If this enhancement will not be used often, can it be worked around with a few lines of script?

No.

Is there a reason why this should be core and not an add-on in the asset library?

This is about improving interoperability with third-party utilities not made with Godot.

wareya commented 2 years ago

Is there also a proposal for manipulating ASTs from game code? I currently need to do very, very evil things to gdscript code on a textual level in my cutscene script loading code, because my cutscene scripts are basically a gdscript-based DSL. If I had a way to manipulate an AST instead of text, even if it was dictly-typed, it would be a lot less fragile. Should I open a discussion for this?

Calinou commented 2 years ago

Is there also a proposal for manipulating ASTs from game code?

No, I consider this to be out of scope for this proposal. You can open a separate proposal/discussion for this, but this proposal is only about emitting an AST from Godot.

vnen commented 1 year ago

My concern with this is that the AST layout may change even between patch versions, there's no guarantee to keep compatibility since sometimes fixing a bug requires meddling with how the parser sees things. If that's not an issue then I guess it's fine to have the feature.

It also does need to have some unambiguous format. For instance, the GDScript parser currently has no node for grouping expressions (i.e. using parenthesis for controlling precedence), it just puts the nodes in a different order to give priorities. So the expression (2 * 2) + 2 has the exact same tree as 2 * 2 + 2. That is, if you plan to restore the typed code from the AST, this will fail (although it is semantically equal).

I'm not particularly against this, but I'm afraid it might be difficult to find some consistent that third-party tools could rely on. It would be interesting to know what those tools could be.

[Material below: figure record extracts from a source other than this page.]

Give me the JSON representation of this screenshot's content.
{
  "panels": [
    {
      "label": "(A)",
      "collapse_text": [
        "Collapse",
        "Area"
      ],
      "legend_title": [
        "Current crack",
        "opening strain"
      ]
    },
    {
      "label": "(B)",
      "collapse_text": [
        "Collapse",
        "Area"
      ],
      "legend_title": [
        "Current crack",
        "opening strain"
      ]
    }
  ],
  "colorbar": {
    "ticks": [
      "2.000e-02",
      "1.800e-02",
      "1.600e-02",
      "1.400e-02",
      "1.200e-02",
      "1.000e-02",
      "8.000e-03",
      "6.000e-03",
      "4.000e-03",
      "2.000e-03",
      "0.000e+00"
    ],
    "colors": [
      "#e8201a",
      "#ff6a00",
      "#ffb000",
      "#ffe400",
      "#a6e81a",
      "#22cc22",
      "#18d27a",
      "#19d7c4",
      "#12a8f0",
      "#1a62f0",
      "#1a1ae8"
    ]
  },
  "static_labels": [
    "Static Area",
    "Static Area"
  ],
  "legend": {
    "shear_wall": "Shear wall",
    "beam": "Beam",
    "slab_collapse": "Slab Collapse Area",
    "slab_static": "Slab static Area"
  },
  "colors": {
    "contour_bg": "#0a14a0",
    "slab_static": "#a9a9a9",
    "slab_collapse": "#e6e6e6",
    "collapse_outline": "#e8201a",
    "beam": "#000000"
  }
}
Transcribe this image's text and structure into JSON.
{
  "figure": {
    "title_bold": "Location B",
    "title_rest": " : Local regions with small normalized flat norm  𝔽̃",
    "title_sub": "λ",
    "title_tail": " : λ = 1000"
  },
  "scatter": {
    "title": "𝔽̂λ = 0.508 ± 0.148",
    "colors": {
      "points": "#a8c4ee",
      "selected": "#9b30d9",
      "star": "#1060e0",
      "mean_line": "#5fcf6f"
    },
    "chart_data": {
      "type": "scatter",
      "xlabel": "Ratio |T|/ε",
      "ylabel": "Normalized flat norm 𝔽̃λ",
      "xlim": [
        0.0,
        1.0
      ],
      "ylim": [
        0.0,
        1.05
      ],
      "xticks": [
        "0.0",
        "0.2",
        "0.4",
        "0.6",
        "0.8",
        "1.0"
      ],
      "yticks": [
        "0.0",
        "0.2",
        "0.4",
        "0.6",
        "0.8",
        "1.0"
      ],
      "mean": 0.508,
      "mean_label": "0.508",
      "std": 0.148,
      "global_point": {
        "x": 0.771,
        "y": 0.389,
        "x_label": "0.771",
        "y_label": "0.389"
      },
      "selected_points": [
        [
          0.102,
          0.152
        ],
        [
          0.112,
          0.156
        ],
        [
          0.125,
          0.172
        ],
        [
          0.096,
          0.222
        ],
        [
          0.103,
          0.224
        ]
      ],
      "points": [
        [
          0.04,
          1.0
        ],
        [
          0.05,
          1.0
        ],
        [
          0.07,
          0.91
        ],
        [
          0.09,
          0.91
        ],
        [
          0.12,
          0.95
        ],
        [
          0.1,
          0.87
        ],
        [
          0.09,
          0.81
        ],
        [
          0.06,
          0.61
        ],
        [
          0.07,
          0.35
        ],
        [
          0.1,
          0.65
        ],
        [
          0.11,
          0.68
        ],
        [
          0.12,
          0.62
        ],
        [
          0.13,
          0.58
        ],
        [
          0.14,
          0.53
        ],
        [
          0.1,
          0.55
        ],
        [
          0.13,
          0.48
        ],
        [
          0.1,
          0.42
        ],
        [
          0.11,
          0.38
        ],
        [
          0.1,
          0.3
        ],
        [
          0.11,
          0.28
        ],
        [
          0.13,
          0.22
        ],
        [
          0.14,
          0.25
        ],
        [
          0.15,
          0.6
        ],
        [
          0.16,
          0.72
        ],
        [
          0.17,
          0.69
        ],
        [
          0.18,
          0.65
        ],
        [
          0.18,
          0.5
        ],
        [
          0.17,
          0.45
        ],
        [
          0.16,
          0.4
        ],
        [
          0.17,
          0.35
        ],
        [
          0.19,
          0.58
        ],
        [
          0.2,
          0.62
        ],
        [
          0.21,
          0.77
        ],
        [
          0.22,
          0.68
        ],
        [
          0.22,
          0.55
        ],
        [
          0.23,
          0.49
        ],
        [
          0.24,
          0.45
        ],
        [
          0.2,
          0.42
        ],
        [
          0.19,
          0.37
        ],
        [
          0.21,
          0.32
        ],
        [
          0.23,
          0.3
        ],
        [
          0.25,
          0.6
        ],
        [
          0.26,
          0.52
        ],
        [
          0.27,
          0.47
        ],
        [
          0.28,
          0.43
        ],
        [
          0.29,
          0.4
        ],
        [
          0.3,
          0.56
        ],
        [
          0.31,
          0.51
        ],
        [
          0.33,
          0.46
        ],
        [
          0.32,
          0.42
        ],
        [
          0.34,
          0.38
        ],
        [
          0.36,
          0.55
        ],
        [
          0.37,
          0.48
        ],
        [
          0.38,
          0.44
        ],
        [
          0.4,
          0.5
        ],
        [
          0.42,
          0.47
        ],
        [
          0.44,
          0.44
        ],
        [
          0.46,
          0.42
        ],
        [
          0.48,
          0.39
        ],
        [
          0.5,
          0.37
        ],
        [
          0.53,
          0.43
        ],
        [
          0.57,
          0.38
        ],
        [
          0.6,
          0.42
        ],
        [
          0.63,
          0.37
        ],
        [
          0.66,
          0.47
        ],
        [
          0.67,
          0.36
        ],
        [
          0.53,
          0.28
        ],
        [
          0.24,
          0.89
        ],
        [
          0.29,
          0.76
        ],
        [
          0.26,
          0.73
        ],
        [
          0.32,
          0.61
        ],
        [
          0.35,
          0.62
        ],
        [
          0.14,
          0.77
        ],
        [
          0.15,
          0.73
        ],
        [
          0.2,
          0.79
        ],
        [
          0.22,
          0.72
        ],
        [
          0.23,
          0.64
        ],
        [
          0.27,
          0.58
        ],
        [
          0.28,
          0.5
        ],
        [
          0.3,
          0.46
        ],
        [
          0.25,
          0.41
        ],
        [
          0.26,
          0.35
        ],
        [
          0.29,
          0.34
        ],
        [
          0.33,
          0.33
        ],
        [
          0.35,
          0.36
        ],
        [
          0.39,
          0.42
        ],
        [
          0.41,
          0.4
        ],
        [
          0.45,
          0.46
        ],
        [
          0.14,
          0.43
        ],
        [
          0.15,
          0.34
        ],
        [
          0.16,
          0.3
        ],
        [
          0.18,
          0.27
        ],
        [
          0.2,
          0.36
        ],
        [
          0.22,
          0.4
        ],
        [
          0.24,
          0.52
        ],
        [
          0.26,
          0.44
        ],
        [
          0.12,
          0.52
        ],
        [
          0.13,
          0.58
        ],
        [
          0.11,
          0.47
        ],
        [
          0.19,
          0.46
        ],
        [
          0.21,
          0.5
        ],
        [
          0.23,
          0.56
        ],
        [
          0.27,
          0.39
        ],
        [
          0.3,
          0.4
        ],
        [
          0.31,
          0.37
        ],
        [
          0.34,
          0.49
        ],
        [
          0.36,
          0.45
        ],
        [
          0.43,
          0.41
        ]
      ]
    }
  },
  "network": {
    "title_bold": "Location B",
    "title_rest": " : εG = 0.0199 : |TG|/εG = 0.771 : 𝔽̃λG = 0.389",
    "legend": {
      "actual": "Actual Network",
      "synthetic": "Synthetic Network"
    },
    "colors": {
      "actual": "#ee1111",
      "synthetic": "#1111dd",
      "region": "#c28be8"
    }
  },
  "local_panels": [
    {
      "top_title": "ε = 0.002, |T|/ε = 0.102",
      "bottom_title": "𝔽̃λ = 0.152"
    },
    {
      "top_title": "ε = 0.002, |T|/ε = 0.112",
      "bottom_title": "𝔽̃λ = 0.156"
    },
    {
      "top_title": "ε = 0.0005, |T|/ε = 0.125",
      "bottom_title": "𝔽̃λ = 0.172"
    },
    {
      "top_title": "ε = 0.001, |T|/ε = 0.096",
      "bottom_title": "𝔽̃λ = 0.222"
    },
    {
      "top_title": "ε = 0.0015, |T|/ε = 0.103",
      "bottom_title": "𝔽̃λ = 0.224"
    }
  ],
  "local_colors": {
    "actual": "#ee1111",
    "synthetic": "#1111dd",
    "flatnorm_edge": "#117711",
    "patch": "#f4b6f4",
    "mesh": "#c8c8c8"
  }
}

the-ssd commented 4 months ago

I would rather use a Godot implementation that might change, compared to maintaining my own parser.

The simplest way to deal with grouping is to put parenthesis on everything. So lhs op rhs will become (lhs) op (rhs). This will make the code unreadable, but it is simple.

A harder opinion is to check if lhs or rhs has a higher precedence than current node, and add parenthesis.

the-ssd commented 4 months ago

Also, it would be nice to know if this will be added